Of course, it may well have been the top priority and indeed the most appropriate action to clear fell these trees in winter time.

But other priorities alter the management decision. In coming to the decision the estate did, they would have indeed looked at the downside of felling at this time of year. The fact remains that Douglas fir plantations are notoriously void of wildlife even at this time of year. It would therefore have been an easy job to assess the woodland prior to operations beginning for nesting sites. No song birds would have been present in this section - these would of course be present in the deciduous compartments, as they are in my own woodland which is alive with the song and hum of bird activity.

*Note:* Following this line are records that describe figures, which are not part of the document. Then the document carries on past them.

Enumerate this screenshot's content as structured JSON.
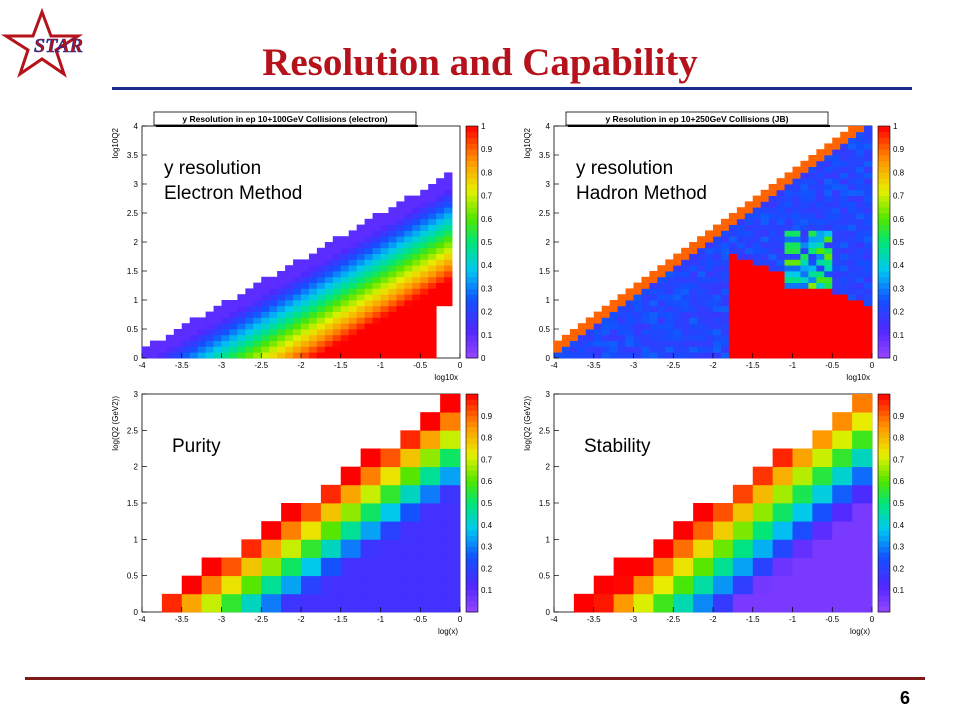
{
  "header": {
    "title": "Resolution and Capability",
    "logo_text": "STAR"
  },
  "footer": {
    "page_number": "6"
  },
  "colors": {
    "title": "#b5121b",
    "title_rule": "#1b2a8f",
    "footer_rule": "#7d1a1a"
  },
  "chart_data": [
    {
      "type": "heatmap",
      "title": "y Resolution in ep 10+100GeV Collisions (electron)",
      "annotation": [
        "y resolution",
        "Electron Method"
      ],
      "xlabel": "log10x",
      "ylabel": "log10Q2",
      "xlim": [
        -4,
        0
      ],
      "ylim": [
        0,
        4
      ],
      "zlim": [
        0,
        1
      ],
      "x_ticks": [
        "-4",
        "-3.5",
        "-3",
        "-2.5",
        "-2",
        "-1.5",
        "-1",
        "-0.5",
        "0"
      ],
      "y_ticks": [
        "0",
        "0.5",
        "1",
        "1.5",
        "2",
        "2.5",
        "3",
        "3.5",
        "4"
      ],
      "z_ticks": [
        "0",
        "0.1",
        "0.2",
        "0.3",
        "0.4",
        "0.5",
        "0.6",
        "0.7",
        "0.8",
        "0.9",
        "1"
      ],
      "colorscale": "rainbow (violet=0, red=1)",
      "grid": false
    },
    {
      "type": "heatmap",
      "title": "y Resolution in ep 10+250GeV Collisions (JB)",
      "annotation": [
        "y resolution",
        "Hadron Method"
      ],
      "xlabel": "log10x",
      "ylabel": "log10Q2",
      "xlim": [
        -4,
        0
      ],
      "ylim": [
        0,
        4
      ],
      "zlim": [
        0,
        1
      ],
      "x_ticks": [
        "-4",
        "-3.5",
        "-3",
        "-2.5",
        "-2",
        "-1.5",
        "-1",
        "-0.5",
        "0"
      ],
      "y_ticks": [
        "0",
        "0.5",
        "1",
        "1.5",
        "2",
        "2.5",
        "3",
        "3.5",
        "4"
      ],
      "z_ticks": [
        "0",
        "0.1",
        "0.2",
        "0.3",
        "0.4",
        "0.5",
        "0.6",
        "0.7",
        "0.8",
        "0.9",
        "1"
      ],
      "colorscale": "rainbow (violet=0, red=1)",
      "grid": false
    },
    {
      "type": "heatmap",
      "title": "",
      "annotation": [
        "Purity"
      ],
      "xlabel": "log(x)",
      "ylabel": "log(Q2 (GeV2))",
      "xlim": [
        -4,
        0
      ],
      "ylim": [
        0,
        3
      ],
      "zlim": [
        0,
        1
      ],
      "x_ticks": [
        "-4",
        "-3.5",
        "-3",
        "-2.5",
        "-2",
        "-1.5",
        "-1",
        "-0.5",
        "0"
      ],
      "y_ticks": [
        "0",
        "0.5",
        "1",
        "1.5",
        "2",
        "2.5",
        "3"
      ],
      "z_ticks": [
        "0.1",
        "0.2",
        "0.3",
        "0.4",
        "0.5",
        "0.6",
        "0.7",
        "0.8",
        "0.9"
      ],
      "colorscale": "rainbow (violet=0, red=1)",
      "grid": false
    },
    {
      "type": "heatmap",
      "title": "",
      "annotation": [
        "Stability"
      ],
      "xlabel": "log(x)",
      "ylabel": "log(Q2 (GeV2))",
      "xlim": [
        -4,
        0
      ],
      "ylim": [
        0,
        3
      ],
      "zlim": [
        0,
        1
      ],
      "x_ticks": [
        "-4",
        "-3.5",
        "-3",
        "-2.5",
        "-2",
        "-1.5",
        "-1",
        "-0.5",
        "0"
      ],
      "y_ticks": [
        "0",
        "0.5",
        "1",
        "1.5",
        "2",
        "2.5",
        "3"
      ],
      "z_ticks": [
        "0.1",
        "0.2",
        "0.3",
        "0.4",
        "0.5",
        "0.6",
        "0.7",
        "0.8",
        "0.9"
      ],
      "colorscale": "rainbow (violet=0, red=1)",
      "grid": false
    }
  ]
}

Of course, from a landscape point of view, it is always a shocking sight when trees you get used to on your travels around the locality suddenly disappear leaving ugly scars until we get used to a different vista. By way of reassurance though, if one looks closely at the next compartment in the same woodland towards Ottery, you can see that despite being clear felled only a few years ago, it is once more a closed Douglas fir woodland. This particular estate is a very responsible estate and very well managed.

When you compare their operations with the destruction that Cranbrook is delivering, together with the East Devon Growth area, the planned housing on open land at Island Farm instead of utilising the factory site, the over-development of solar farms on open land, the impact on wildlife is negligible in comparison – but what are our authorities doing about that? I therefore find that criticism of the Salston Estate is unfair in this regard. In short, they are not cavalier but good countryside managers.

For those who don’t have significant knowledge of land management of this scale I urge them to trust those that do. I would hate them to be labelled as poor managers when the opposite is true and so much destruction is going on elsewhere.